Member of the Bundestag
- In office 2017–2021

Personal details
- Born: 27 July 1985 (age 40) Gütersloh, West Germany (now Germany)
- Party: SPD

= Elvan Korkmaz =

German politician (born 1985)

Elvan Korkmaz (born 27 July 1985 in Gütersloh) is a German politician of the Social Democratic Party (SPD) who was a member of the Bundestag from the state of North Rhine-Westphalia from 2017 to 2021.

==Political career==
Korkmaz became a member of the Bundestag in the 2017 German federal election. In parliament, she was a member of the Committee on Transport and Digital Infrastructure and the Digital Agenda Committee.

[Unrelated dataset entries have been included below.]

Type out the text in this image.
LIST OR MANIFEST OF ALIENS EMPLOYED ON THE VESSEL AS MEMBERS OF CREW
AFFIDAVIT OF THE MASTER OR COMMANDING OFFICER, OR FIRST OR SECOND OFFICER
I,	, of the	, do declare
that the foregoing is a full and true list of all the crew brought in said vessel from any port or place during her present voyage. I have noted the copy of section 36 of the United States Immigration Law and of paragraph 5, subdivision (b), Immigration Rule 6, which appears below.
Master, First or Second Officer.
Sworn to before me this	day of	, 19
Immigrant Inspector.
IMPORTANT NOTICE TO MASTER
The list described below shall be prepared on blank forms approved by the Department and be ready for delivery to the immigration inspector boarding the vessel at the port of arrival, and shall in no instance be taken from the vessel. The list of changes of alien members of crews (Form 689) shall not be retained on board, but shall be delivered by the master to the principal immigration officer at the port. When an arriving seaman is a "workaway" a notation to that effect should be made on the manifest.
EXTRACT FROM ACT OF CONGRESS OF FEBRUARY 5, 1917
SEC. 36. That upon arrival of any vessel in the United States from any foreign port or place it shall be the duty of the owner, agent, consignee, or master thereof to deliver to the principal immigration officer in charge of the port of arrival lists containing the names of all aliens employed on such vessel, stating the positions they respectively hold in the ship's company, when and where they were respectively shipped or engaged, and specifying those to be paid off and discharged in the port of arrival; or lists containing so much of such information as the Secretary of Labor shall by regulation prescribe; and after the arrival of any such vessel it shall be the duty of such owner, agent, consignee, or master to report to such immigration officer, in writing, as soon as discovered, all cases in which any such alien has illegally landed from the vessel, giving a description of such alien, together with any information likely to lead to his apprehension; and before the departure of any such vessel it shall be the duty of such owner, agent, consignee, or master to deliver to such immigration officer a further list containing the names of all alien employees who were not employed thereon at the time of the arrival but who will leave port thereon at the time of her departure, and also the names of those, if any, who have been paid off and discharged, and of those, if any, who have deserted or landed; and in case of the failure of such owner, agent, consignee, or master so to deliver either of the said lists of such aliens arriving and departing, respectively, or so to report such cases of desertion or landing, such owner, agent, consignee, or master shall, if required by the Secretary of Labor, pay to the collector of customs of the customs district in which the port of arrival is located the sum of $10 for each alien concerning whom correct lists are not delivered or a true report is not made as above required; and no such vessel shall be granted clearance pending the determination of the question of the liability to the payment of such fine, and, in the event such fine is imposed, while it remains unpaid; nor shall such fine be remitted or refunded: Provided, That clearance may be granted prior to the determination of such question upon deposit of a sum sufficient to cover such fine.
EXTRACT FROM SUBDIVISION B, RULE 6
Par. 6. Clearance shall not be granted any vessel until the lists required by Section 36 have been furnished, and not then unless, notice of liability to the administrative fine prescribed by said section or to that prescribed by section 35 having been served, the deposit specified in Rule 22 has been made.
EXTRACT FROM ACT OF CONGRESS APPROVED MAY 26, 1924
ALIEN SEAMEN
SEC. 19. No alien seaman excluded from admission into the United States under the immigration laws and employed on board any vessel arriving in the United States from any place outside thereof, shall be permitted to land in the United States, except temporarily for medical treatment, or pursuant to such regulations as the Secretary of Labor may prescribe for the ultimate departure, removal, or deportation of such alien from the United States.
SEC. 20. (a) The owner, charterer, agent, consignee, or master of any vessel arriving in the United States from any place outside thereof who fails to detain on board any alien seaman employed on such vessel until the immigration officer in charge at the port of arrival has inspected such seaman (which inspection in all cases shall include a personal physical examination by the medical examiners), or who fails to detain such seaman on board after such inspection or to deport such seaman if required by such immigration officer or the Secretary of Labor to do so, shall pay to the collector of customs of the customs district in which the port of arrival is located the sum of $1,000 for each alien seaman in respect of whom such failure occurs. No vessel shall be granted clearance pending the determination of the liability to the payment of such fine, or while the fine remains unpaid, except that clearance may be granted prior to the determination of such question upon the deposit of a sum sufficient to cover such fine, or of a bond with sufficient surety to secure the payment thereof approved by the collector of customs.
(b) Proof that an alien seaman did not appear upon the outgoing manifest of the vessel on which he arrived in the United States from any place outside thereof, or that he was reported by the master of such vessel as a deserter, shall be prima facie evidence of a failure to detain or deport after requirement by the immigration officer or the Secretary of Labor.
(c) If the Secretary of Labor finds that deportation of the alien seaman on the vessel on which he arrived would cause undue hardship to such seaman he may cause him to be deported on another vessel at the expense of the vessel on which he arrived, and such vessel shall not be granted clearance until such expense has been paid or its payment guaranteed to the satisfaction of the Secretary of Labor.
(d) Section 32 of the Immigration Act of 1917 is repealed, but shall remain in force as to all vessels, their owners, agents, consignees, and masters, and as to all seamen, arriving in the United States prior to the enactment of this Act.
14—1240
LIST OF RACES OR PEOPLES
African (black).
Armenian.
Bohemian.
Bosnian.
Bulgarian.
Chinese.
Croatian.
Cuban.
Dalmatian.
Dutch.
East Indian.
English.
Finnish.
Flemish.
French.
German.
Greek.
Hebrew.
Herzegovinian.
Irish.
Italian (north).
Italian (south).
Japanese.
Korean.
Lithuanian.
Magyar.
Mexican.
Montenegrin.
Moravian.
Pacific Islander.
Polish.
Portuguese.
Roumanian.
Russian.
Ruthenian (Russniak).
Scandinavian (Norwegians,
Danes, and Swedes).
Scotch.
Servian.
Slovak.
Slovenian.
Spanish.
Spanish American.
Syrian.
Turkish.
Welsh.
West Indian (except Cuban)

Korkmaz lost her seat in the 2021 German federal election. In the negotiations to form a so-called traffic light coalition of the SPD, the Green Party and the Free Democrats (FDP) following the 2021 German elections, she was nonetheless part of her party's delegation in the working group on digital innovation and infrastructure, co-chaired by Jens Zimmermann, Malte Spitz and Andreas Pinkwart.

==Life after politics==
Since 2022, Korkmaz has been working at public affairs agency Gauly in Berlin.

==Other activities==
- Business Forum of the Social Democratic Party of Germany, Member of the Political Advisory Board (since 2020)
- Federal Network Agency for Electricity, Gas, Telecommunications, Posts and Railway (BNetzA), Alternate Member of the Rail Infrastructure Advisory Council

==Personal life==
Korkmaz is of ethnic Turkish origin.